Parallèlement à l’action municipale, l’interco ACCM souhaite financer en 2017 la vidéosurveillance de 3 sites : l’Atelier des roues, l’aire d’accueil des gens du voyage, et le village d’entreprises en zone nord.

380 000€, c’est le montant hors taxe du fonds interministériel de prévention de la délinquance (FIDP) 2017, qui permettra d’installer 65 caméras supplémentaires en 2018. 30% sont à la charge respectivement de l’État et de la Région (114 000€ chacun), 20% sont à la charge respectivement du Département et de la Ville (76 000€) chacun.


La police municipale monte aussi en puissance

C’était un engagement de campagne du candidat Hervé Schiavetti, en 2014 : arriver à 50 agents pour la police municipale en 2020, à la fin de la mandature.
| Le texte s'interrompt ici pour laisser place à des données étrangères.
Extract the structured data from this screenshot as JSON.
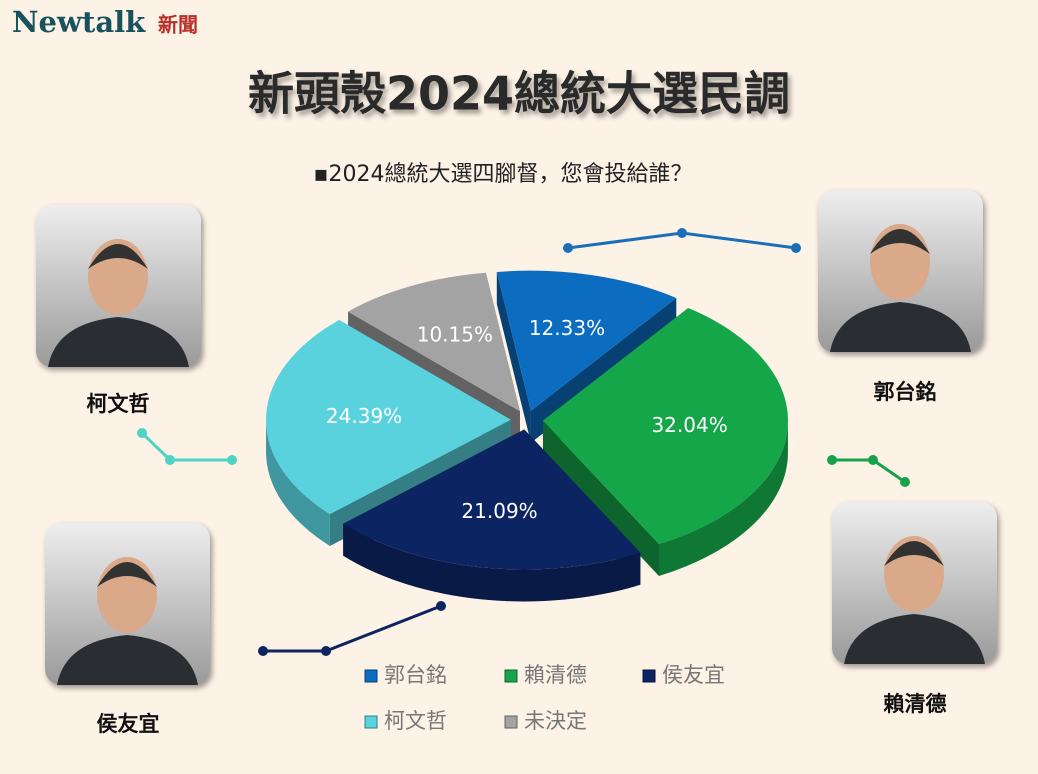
{
  "brand": "Newtalk",
  "brand_suffix": "新聞",
  "chart_data": {
    "type": "pie3d",
    "title": "新頭殼2024總統大選民調",
    "subtitle": "▪2024總統大選四腳督，您會投給誰？",
    "categories": [
      "郭台銘",
      "賴清德",
      "侯友宜",
      "柯文哲",
      "未決定"
    ],
    "values": [
      12.33,
      32.04,
      21.09,
      24.39,
      10.15
    ],
    "value_labels": [
      "12.33%",
      "32.04%",
      "21.09%",
      "24.39%",
      "10.15%"
    ],
    "colors": [
      "#0c6cc0",
      "#16a64a",
      "#0d2462",
      "#5ad2de",
      "#a3a3a3"
    ]
  }
}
Chaque année, de nouveaux recrutements ont eu lieu, pour gonfler l’effectif. Aujourd’hui, il se compose de 32 agents (contre 22 en septembre 2015, Ndlr) : 16 policiers municipaux, 8 ASVP, trois opérateurs au centre de supervision urbaine, quatre CEA (Contrat emploi avenir), et une secrétaire. Cinq policiers municipaux seront recrutés « d’ici à l’été, au plus tard en septembre« , indique le directeur général des services Eric Gatté, qui annonce avoir déjà lancé l’appel à candidature. Et des réponses sont arrivées sur son bureau. Sans oublier, aussi, que « les CEA que nous avons formés ont aussi vocation à rester. » Signe que la police municipale monte en puissance, même si, au conseil municipal, les élus d’opposition ne se privent pas de critiquer le retard pris par la majorité sur le sujet. Autre débat, l’armement des policiers municipaux : l’opposition y est favorable, mais pour l’heure, le maire Hervé Schiavetti s’y refuse.